Nearly a month ago, Qualcomm Inc. and NXP Semiconductors NV refiled paperwork regarding the companies' planned merger at the request of China's Ministry of Commerce (MOFCOM).

The deal, which has gotten the go-ahead from eight of the nine required government regulatory entities, is contingent on China's approval.

Rising trade tensions between the U.S. and China last month appeared to have stymied its progress, but a May 14 report by Bloomberg said Chinese regulators had restarted their review.

NXP stock jumped on the news, closing up nearly 12 percent on May 14. Qualcomm stock rose about 3 percent.

However, contradictory reports published May 15 saw the Qualcomm gains nearly erased.
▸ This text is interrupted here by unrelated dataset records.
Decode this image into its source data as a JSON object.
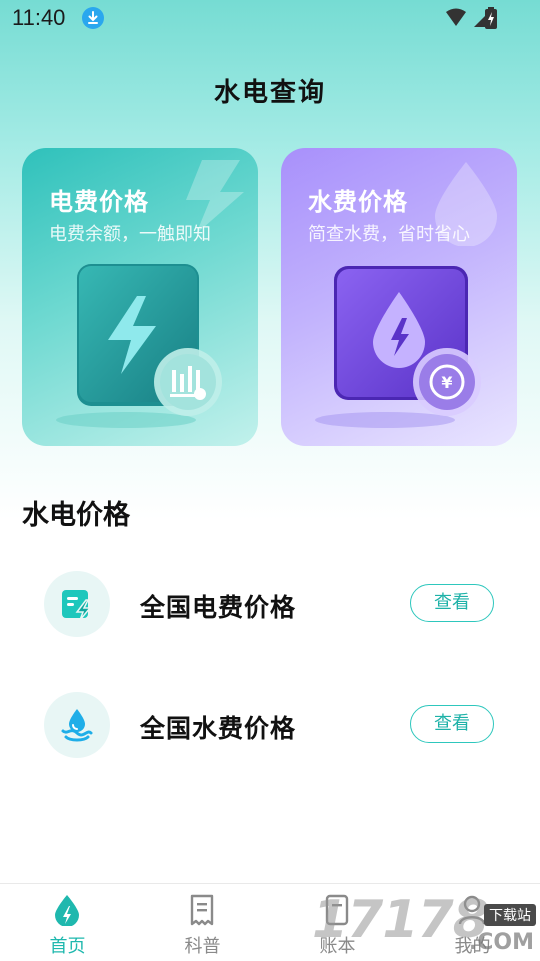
{
  "status_bar": {
    "time": "11:40"
  },
  "header": {
    "title": "水电查询"
  },
  "cards": {
    "electricity": {
      "title": "电费价格",
      "subtitle": "电费余额，一触即知"
    },
    "water": {
      "title": "水费价格",
      "subtitle": "简查水费，省时省心"
    }
  },
  "section": {
    "title": "水电价格",
    "rows": [
      {
        "label": "全国电费价格",
        "button": "查看",
        "icon": "electric-bill-icon"
      },
      {
        "label": "全国水费价格",
        "button": "查看",
        "icon": "water-drop-icon"
      }
    ]
  },
  "nav": {
    "items": [
      {
        "label": "首页",
        "icon": "home-drop-icon",
        "active": true
      },
      {
        "label": "科普",
        "icon": "document-icon",
        "active": false
      },
      {
        "label": "账本",
        "icon": "ledger-icon",
        "active": false
      },
      {
        "label": "我的",
        "icon": "user-icon",
        "active": false
      }
    ]
  },
  "watermark": {
    "text": "17178",
    "tag": "下载站",
    "suffix": ".COM"
  },
  "colors": {
    "accent": "#1fb8ae",
    "elec_card": "#2fc1bb",
    "water_card": "#a890fb"
  }
}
As of market close May 15, Qualcomm shares were priced just over where the stock closed May 11. NPX stock, however, remained about 11 percent over its May 11 closing price.

The San Diego tech giant first announced its intent to acquire the Dutch chipmaker in October of 2016.

The news of the resumed review was reported the day after President Donald Trump said on Twitter that he intended to assist struggling Chinese telecommunications equipment maker ZTE Corp. - a sentiment that contrasted sharply with his familiar "America First" rhetoric, and some saw as a reflection of a potential softening of his views on the trade relationship between the two nations.

The Wall Street Journal reported May 4 that a joint venture between Qualcomm Inc. and a unit of a telecommunications equipment group owned by the Chinese government — announced nearly a year ago — had received China's approval.

Qualcomm and the telecoms equipment company, Datang Telecom Technology Co., said the San Diego chip giant and Datang subsidiary Leadcore Technology Co. would jointly design chipsets for smartphones to sell to consumers in China.